Yesterday, Henderson, the fund manager that had refused to rule out such a move, formally stated that it was actively considering relocating to the Republic of Ireland. Henderson is likely to be pressed further on the issue at its first-half results today.
John Cridland, deputy director-general of the CBI, said: “The UK's uncompetitive corporate tax system is driving firms overseas and, until this is recognised and tackled, we fear more internationally mobile firms will follow this path.”
Hostility from the business community has led to a string of government concessions on tax. The Treasury has established a high-level working group to explore ways of ensuring that Britain remains competitive and it has consulted extensively on ways to improve the tax system. It has also pledged not to introduce fresh tax measures without gaining a consensus in corporate Britain.
Brit's tough tax line came as sliding returns on its investment portfolio halved pre-tax profits for the first half at the underwriter from £106.8 million to £49.9 million. Unrealised losses of £63.7 million, largely as a result of falling equity values and declining debt yields, wiped out gains of £65.8 million.

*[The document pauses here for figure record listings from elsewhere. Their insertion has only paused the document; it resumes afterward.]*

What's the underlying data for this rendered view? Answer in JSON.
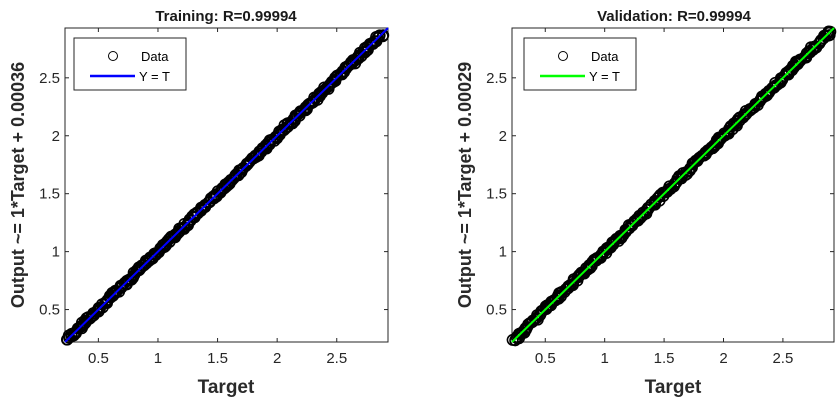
{
  "chart_data": [
    {
      "type": "scatter",
      "title": "Training: R=0.99994",
      "xlabel": "Target",
      "ylabel": "Output ~= 1*Target + 0.00036",
      "xlim": [
        0.22,
        2.93
      ],
      "ylim": [
        0.22,
        2.93
      ],
      "xticks": [
        "0.5",
        "1",
        "1.5",
        "2",
        "2.5"
      ],
      "yticks": [
        "0.5",
        "1",
        "1.5",
        "2",
        "2.5"
      ],
      "legend": {
        "position": "top-left",
        "entries": [
          "Data",
          "Y = T"
        ]
      },
      "grid": false,
      "fit_color": "#0000ff",
      "series": [
        {
          "name": "Data",
          "x_range": [
            0.24,
            2.88
          ],
          "y_range": [
            0.24,
            2.88
          ],
          "note_shape": "open circles along y = x"
        },
        {
          "name": "Y = T",
          "x": [
            0.22,
            2.93
          ],
          "y": [
            0.22,
            2.93
          ]
        }
      ]
    },
    {
      "type": "scatter",
      "title": "Validation: R=0.99994",
      "xlabel": "Target",
      "ylabel": "Output ~= 1*Target + 0.00029",
      "xlim": [
        0.22,
        2.93
      ],
      "ylim": [
        0.22,
        2.93
      ],
      "xticks": [
        "0.5",
        "1",
        "1.5",
        "2",
        "2.5"
      ],
      "yticks": [
        "0.5",
        "1",
        "1.5",
        "2",
        "2.5"
      ],
      "legend": {
        "position": "top-left",
        "entries": [
          "Data",
          "Y = T"
        ]
      },
      "grid": false,
      "fit_color": "#00ff00",
      "series": [
        {
          "name": "Data",
          "x_range": [
            0.24,
            2.9
          ],
          "y_range": [
            0.24,
            2.9
          ],
          "note_shape": "open circles along y = x"
        },
        {
          "name": "Y = T",
          "x": [
            0.22,
            2.93
          ],
          "y": [
            0.22,
            2.93
          ]
        }
      ]
    }
  ]
}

Brit holds about £2 billion in reserves, partly to cover the liabilities that it underwrites in its three business areas: global markets, reinsurance and the UK.
Mr Douetil said that the losses were largely an accounting issue. He said that he was pleased with the performance of the business and was convinced that it was well placed to withstand tougher market conditions in the months ahead.
The insurer held its interim dividend at 7p a share. Shares were down p at 185p.